American baseball player (born 1961)

Michael Anthony Smith (born February 23, 1961) is an American former professional baseball player, a right-handed pitcher who worked in 33 Major League games over five seasons (1984–1986; 1988–1989) for the Cincinnati Reds, Montreal Expos and Pittsburgh Pirates. The native of Hinds County, Mississippi, stood 6 ft tall and weighed 175 lb as an active player.

==Career==
Signed as an undrafted free agent by the Reds on May 11, 1981, Smith had a 15-year professional career; the first decade (1981–1990) was spent in "organized (Major and minor league) baseball", and then, after a five-year (1991–1995) hiatus, five seasons in independent league baseball (1996–2000).

All but one of his 33 big-league appearances came in relief. His Major League victory came in his third career appearance on April 8, 1984, against the Philadelphia Phillies at Riverfront Stadium.

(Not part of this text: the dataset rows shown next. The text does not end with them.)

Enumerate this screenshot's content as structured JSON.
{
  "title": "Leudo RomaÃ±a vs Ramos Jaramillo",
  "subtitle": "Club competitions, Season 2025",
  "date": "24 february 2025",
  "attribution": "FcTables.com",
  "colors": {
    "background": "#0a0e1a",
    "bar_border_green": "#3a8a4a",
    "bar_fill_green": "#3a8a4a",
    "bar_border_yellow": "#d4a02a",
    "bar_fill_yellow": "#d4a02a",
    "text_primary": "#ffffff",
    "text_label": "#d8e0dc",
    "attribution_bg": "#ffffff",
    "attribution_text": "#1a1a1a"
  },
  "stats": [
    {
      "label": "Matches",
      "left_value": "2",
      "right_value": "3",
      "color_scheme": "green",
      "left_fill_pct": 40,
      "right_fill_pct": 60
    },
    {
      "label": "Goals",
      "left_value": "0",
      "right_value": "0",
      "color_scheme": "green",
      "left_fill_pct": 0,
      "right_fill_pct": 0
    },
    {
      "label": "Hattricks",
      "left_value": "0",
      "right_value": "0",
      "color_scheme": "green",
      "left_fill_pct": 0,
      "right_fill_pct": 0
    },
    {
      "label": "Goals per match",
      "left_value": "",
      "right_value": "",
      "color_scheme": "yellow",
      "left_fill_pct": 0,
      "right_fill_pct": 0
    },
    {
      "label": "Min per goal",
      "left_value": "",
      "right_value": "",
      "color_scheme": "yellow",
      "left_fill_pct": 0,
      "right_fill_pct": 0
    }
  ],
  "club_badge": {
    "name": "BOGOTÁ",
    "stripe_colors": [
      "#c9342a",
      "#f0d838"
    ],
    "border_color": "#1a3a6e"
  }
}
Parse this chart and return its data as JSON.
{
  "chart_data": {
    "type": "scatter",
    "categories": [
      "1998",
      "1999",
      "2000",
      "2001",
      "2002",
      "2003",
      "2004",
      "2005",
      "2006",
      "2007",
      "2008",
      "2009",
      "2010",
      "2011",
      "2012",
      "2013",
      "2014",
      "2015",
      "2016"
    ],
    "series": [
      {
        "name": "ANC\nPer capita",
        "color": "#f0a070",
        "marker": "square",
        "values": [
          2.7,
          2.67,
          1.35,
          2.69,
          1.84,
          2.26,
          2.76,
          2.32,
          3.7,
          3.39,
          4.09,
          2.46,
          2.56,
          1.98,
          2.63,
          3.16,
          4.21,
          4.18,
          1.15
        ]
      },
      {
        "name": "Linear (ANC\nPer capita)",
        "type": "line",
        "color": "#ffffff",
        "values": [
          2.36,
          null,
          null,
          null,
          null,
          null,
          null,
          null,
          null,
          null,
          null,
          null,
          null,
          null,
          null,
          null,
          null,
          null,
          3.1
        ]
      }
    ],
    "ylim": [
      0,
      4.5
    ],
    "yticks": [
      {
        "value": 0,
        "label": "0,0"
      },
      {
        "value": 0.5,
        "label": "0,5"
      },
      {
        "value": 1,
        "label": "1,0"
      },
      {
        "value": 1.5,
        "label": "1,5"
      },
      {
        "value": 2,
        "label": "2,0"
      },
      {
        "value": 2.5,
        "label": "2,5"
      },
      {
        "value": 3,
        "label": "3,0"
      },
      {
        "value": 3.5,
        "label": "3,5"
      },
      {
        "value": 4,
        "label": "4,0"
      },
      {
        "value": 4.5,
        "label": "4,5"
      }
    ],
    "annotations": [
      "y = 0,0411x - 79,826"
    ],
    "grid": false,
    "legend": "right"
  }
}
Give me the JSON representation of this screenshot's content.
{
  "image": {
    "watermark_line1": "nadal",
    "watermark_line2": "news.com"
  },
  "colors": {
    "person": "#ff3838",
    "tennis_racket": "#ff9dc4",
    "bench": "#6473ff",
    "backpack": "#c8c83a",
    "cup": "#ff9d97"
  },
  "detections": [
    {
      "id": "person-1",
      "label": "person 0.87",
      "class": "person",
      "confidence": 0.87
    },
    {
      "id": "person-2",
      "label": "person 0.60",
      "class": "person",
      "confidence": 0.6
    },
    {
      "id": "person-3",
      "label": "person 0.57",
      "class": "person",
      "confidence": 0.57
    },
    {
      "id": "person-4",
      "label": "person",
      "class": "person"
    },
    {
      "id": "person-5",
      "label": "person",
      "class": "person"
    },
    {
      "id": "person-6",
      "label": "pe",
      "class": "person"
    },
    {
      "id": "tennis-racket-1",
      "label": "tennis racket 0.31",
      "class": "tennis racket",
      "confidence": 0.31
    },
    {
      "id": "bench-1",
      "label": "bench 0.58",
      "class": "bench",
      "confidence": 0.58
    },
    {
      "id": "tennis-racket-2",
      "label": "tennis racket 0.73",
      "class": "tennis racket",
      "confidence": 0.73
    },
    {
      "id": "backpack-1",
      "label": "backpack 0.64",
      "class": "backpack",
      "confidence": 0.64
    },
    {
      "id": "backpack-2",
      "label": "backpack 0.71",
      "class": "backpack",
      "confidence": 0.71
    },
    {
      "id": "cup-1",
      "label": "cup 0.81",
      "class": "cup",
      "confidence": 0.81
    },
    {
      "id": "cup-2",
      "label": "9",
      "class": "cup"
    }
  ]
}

Smith relieved the Reds' Bill Scherrer in the top of the eleventh inning with two men on base and one out; the Phillies had pushed across a run against Scherrer and led, 7–6. Smith retired the two hitters he faced — Garry Maddox and eventual Hall of Famer Mike Schmidt — to end the threat. Cincinnati then scored two runs in the bottom of the 11th to win, 8–7.

In an odd coincidence, the losing pitcher when Smith earned his only victory was Larry Andersen. The winning pitcher when Smith (then with the Pittsburgh Pirates) lost his only game (August 15, 1989) was also Andersen (then with the Houston Astros).

All told, Smith worked in 492/3 innings pitched in the Majors, allowing 55 hits and 22 bases on balls. He struck out 26 and recorded one career save. His one save came on September 12, 1988 during an Expos blowout victory over the Cardinals.